Donald Trump appears on 'GMA' to talk about a possible presidential run.

A-list celebrities or “good talkers” with compelling personal stories have the best shot at making it on to national TV or radio shows, and exclusives are not always required. This was the panelists’ consensus at PRSA New York chapter’s Meet the Media event on Wednesday evening. Producers of five shows offered pitching tips, and Suzanne Lyons, VP and director of consumer media at Ketchum, moderated the panel.

“The morning shows have grown risk-averse and won’t take a chance on someone they don’t know,” according to Eric Salzman, senior producer of The Early Show. As a result, famous guests have a greater chance of making it on-air.

If the person is less well known, then they need to be a “good talker,” according to Stefan Van Engen, co-executive producer of the Gayle King Show. For this reason, all the panelists recommended sending links to a proposed guest’s online clips, along with their human interest stories.

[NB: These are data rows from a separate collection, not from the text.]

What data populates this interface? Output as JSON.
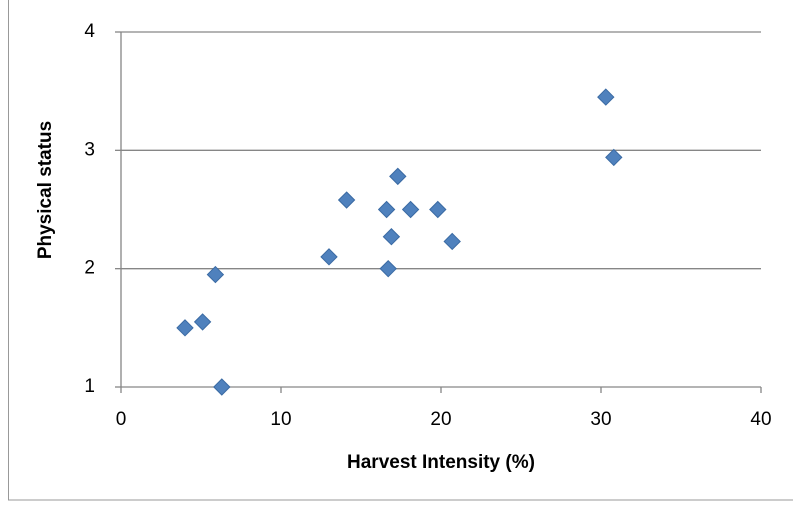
{
  "chart_data": {
    "type": "scatter",
    "x_label": "Harvest Intensity (%)",
    "y_label": "Physical status",
    "series": [
      {
        "color": "#4f81bd",
        "x": [
          4.0,
          5.1,
          5.9,
          6.3,
          13.0,
          14.1,
          16.6,
          16.7,
          16.9,
          17.3,
          18.1,
          19.8,
          20.7,
          30.3,
          30.8
        ],
        "values": [
          1.5,
          1.55,
          1.95,
          1.0,
          2.1,
          2.58,
          2.5,
          2.0,
          2.27,
          2.78,
          2.5,
          2.5,
          2.23,
          3.45,
          2.94
        ]
      }
    ],
    "xlim": [
      0,
      40
    ],
    "xticks": [
      0,
      10,
      20,
      30,
      40
    ],
    "ylim": [
      1,
      4
    ],
    "yticks": [
      1,
      2,
      3,
      4
    ],
    "grid": true
  }
}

Van Engen also suggested “painting the conversation as it would unfold during the segment.”

The panelists acknowledged increased competition, particularly between the morning shows, and reported they don’t have strict policies about exclusives.

Taylor Behrendt, associate producer of Good Morning America, said for them it depends on the topic, the person, and the situation. Salzman commented that it’s “an evolving process,” and The Early Show sometimes prefers to go second, depending on whether it’s “a newsmaker, a news item, or a quirky news story.”

The producers reported occasionally allowing paid integration with spokespeople. These are each evaluated on an individual basis, and are more likely to proceed if the guest is an A-list celebrity. The shows always have final control over the content so the segments appear more natural.

The five producers also gave quick snapshots of their show’s content:

Gayle King Show: Van Engen said OWN’s recently launched show reflects Gayle King’s personality and tastes as she reacts and comments on current events, news, pop culture and celebrities. He described it as a simulcast of a radio show with the look and feel of a TV show.

Good Morning America: Behrendt said ABC’s show is geared toward ‘middle America’. The first hour covers current events while the second hour includes features such as the British royal wedding.

Early Show: Salzman oversees Washington and political coverage of CBS’s morning show, and among other topics the show covers are lifestyle, health, finance, and celebrities.

Better TV: Tracy Langer Chevrier, VP and executive producer of this nationally syndicated women’s lifestyle show, said coverage includes finance, fitness, and fashion and celebrities. The show is available in 83 U.S. markets, but not yet in New York.

Associated Press TV: Nicole Evatt, producer and reporter, focuses on entertainment segments, including celebrities, fashion, and movies. She noted that the show has 500 broadcast stations worldwide.